Friday, May 1, 2009

MAY DAY and NURSES

Today is May Day, normally a day i always book off from work along with Labour Day .
As a nurse on the frontlines in a hospital I work Christmas and New Years, most statutory holidays and have for decades but never May Day or Labour Day.
But today I am going in to work the evening shift and before that I am going to a Joint Occupational Health and Safety meeting as the representative for my union/for my co-workers.
Without going into details , my work is becoming more dangerous for frontline workers.
This week a co-worker was assaulted - a woman very close to retirement. Unfortunately this is an all too common event.
And my "official " job today is to ask what is going to be done about this. How are you going to protect us to the maximum degree possible? I can anticipate the answers - and the answers will be unacceptable - and from there I will sit and feel immense responsibility and have to decide what to do next.
A co-worker said to me last evening " I always feel better when you are here-you speak for us." Another co-worker said to me " I don't understand why do they not care about us and our safety-we are everything-where would they be if we were not here?" I tried to explain to her in some ways it is like a war. There are generals who make decisions and there are the workers , footsoldiers who are expected to obediently follow orders and go out and get injured and killed and not to question and not to disobey-footsoldiers in the everyday world of working to live.
I think it is harder for nurses and teachers and social workers etc to understand this sometimes because we are drawn to our work generally because we care-it is our job to care. Particularly in female dominated occupations we reflect and in some ways reproduce the role of women in the family, in the domestic or reproductive sphere of economic activity. And we are discouraged from caring about ourselves, standing up for ourselves and fighting back when we are abused.
So there is a reality gap , a contradiction that arises in the minds of some of my co-workers (not all-many of us have it straight.) They simply cannot understand why the employers are not outraged when they get injured and why the employer does not just say outright -this is unacceptable.
I look at the fear in their eyes and the weariness . I see signs of mild to even severe unacknowledged post traumatic stress-how we startle when we hear a noise, how we hold back the fear and the tears -how we are still able to laugh with each other.
Another worker said "there is only one good thing that has happened here and that is that we get closer and care about each other more and learn how to support each other better." Just another way of saying there is solidarity despite it all.
I have talked for years against the team concept - tried to articulate the contradictions and expose the illusions-I have even told my boss outright that my idea of team and his are totally different-but no talk can expose the bull.... real events will do that better.
There is a tradition of "debriefing" with the management after a critical event. I was so happy when last night we told them no we will do it ourselves or find our own way to deal with our hurt and our anger. We talked about how it was not safe -because victims feel guilt always and always say "what could I have done to prevent this from happening-maybe it is my fault." And without fail that is exploited by the management-crafty as they are .

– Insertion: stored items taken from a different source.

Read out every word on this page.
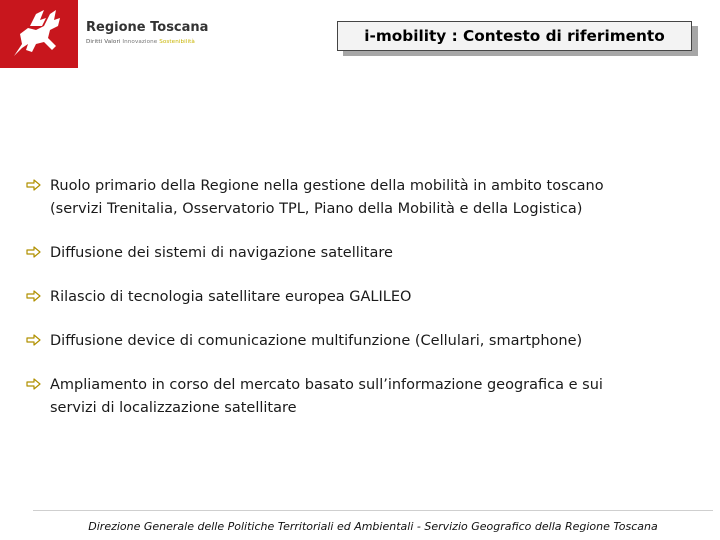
Regione Toscana
Diritti Valori Innovazione Sostenibilità	i-mobility : Contesto di riferimento
Ruolo primario della Regione nella gestione della mobilità in ambito toscano
(servizi Trenitalia, Osservatorio TPL, Piano della Mobilità e della Logistica)
Diffusione dei sistemi di navigazione satellitare
Rilascio di tecnologia satellitare europea GALILEO
Diffusione device di comunicazione multifunzione (Cellulari, smartphone)
Ampliamento in corso del mercato basato sull’informazione geografica e sui
servizi di localizzazione satellitare
Direzione Generale delle Politiche Territoriali ed Ambientali - Servizio Geografico della Regione Toscana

What may seem obvious to me -is not obvious to so many and it is my job to explain and to sow seeds of protest and introduce more questions and point out how we have so much in common with workers in factories and in the public sector everywhere, and how we have to fight back and organize and push our union leadership to do the job right.And if they will not-then maybe just maybe we will have to do it ourselves.
This time we may not be successful- but we do not forget. Now we face layoffs and it will get worse . We know that.
So i will get ready for my safety meeting - and i will muster up not my courage but the need to channel and contain my rage and my emotions and see what happens .
As I write I feel the tears coming to my eyes-delayed tears because since Wednesday evening I have been too consumed with rage to cry.
I will not cry in front of the boss-but today I will do my best to honour MAY DAY even in the smallest way possible.